The clear intent is A, with terrible wording. You are reading it as B.


is it ok to use DeepSeek model on azure/aws/nvidia/groq?

Sponsored by Josh Hawley, the guy who sent fundraising messages from inside the Capitol during Jan 6.

Somehow it seems relevant that he shares the name "Hawley" with the guy who co-sponsored "Smoot-Hawley". Seems like this bill would be similarly destructive.

Who or what is this bill trying to protect??

US AI incumbents.

Campaign contributors.

AI.com and el Goog.

OpenAI

All attempts to propagate the liberal-democratic policy that is the repression of capital are countered by the nomadic drive for profit. What is more concerning than a bunch of inept fat cops is the black markets that naturally arise within legitimate white collar enterprises that will have appeared to have been compliant with the democratic imposition. The Al Capones of the next level of software development should be capable enough to spot the flaws and opportunities that can be discovered in the democratic world-system. This intelligence, awareness, and sensibility includes the critique of what mistake the current authoritarian hegemony will have made to result in the demise of faith in legislative process and congressional determination.

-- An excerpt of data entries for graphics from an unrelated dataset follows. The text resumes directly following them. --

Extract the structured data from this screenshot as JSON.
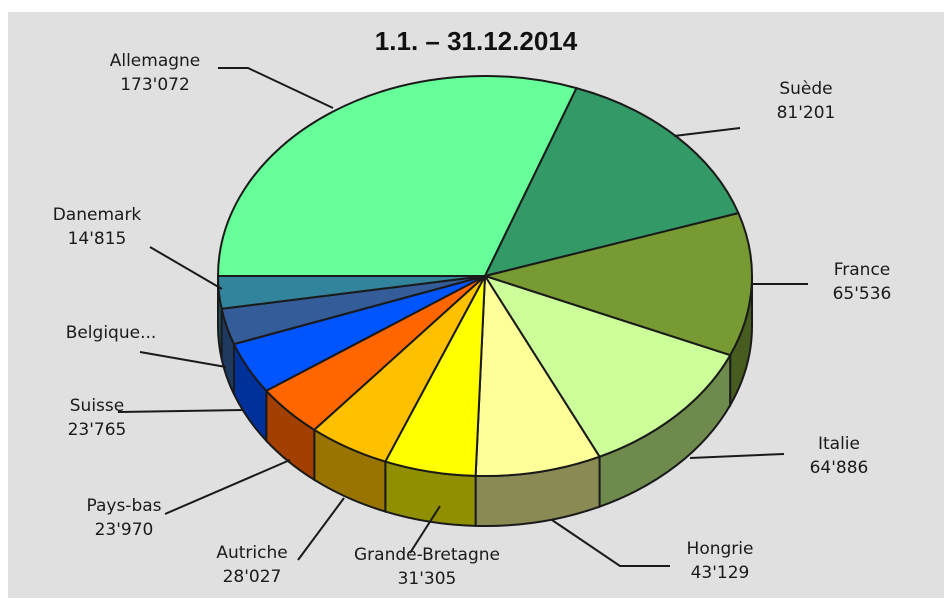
{
  "chart_data": {
    "type": "pie",
    "title": "1.1. – 31.12.2014",
    "slices": [
      {
        "label": "Allemagne",
        "value_label": "173'072",
        "value": 173072,
        "color": "#66ff99",
        "side": "#3f9c5e"
      },
      {
        "label": "Suède",
        "value_label": "81'201",
        "value": 81201,
        "color": "#339966",
        "side": "#1f5c3d"
      },
      {
        "label": "France",
        "value_label": "65'536",
        "value": 65536,
        "color": "#779a33",
        "side": "#475c1f"
      },
      {
        "label": "Italie",
        "value_label": "64'886",
        "value": 64886,
        "color": "#ccff99",
        "side": "#6e8a4d"
      },
      {
        "label": "Hongrie",
        "value_label": "43'129",
        "value": 43129,
        "color": "#ffff99",
        "side": "#8a8a55"
      },
      {
        "label": "Grande-Bretagne",
        "value_label": "31'305",
        "value": 31305,
        "color": "#ffff00",
        "side": "#8f8f00"
      },
      {
        "label": "Autriche",
        "value_label": "28'027",
        "value": 28027,
        "color": "#ffc000",
        "side": "#9a7400"
      },
      {
        "label": "Pays-bas",
        "value_label": "23'970",
        "value": 23970,
        "color": "#ff6600",
        "side": "#a33f00"
      },
      {
        "label": "Suisse",
        "value_label": "23'765",
        "value": 23765,
        "color": "#0055ff",
        "side": "#00309a"
      },
      {
        "label": "Belgique...",
        "value_label": "",
        "value": 16500,
        "color": "#335c99",
        "side": "#1f3a60"
      },
      {
        "label": "Danemark",
        "value_label": "14'815",
        "value": 14815,
        "color": "#31849b",
        "side": "#1d5260"
      }
    ]
  }
}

One important news to note is that the ones sponsoring prohibitions of effective engineering implementations are simply the criminals that got a head start in the cosmopolitan grab for economic power. This is consistent with the theory that techno-commercial incumbents dislike competition, likely because they don't really deserve their top positions and now they have to fight against nature's angry wraith which dislikes impostors in the field of technology and science. A really disorienting war between very cunning capitalists to either watch or participate in, if you can keep up with the dynamics.

edit:

It's okay if a repulsive nerd like Sam Altman uses a fraction of his billionaire wealth to ban DeepSeek. You can still be productive with a distilled seven billion parameter model like Mistral. The hacker spirit is about being resourceful and looking for ways to do a lot with little, despite the secrets being hidden through some temporary epistemological case.


With the TikTok ban and now this idiotic bill we’re seeing the beginning of a censored US internet.

Hauwei before that, don't forget electric cars too. The US spent decades of propaganda on free markets and competition, but won't tolerate either.

TikTok feels pretty clear. China doesn't allow any western internet platforms to operate in the country. Why should the world allow a Chinese social media platform?

This feels like a pretty non-partisan issue.


Because its supposed to be a free democratic country, not a totalitarian dictatorship. Two wrongs never make a right.

The US has never allowed unfettered foreign competition in its domestic market, and neither do most other nations (including, very notably, China).

The US has always done what every other nation seeks to do, which is to try to obtain favorable trade terms for exports while restricting imports that would harm domestic business.

This particular bill is idiotic, likely because it was spawned by an idiot. But the general concept of protecting domestic enterprises from foreign competition who are not subject to the same rules has always been part of trade policy.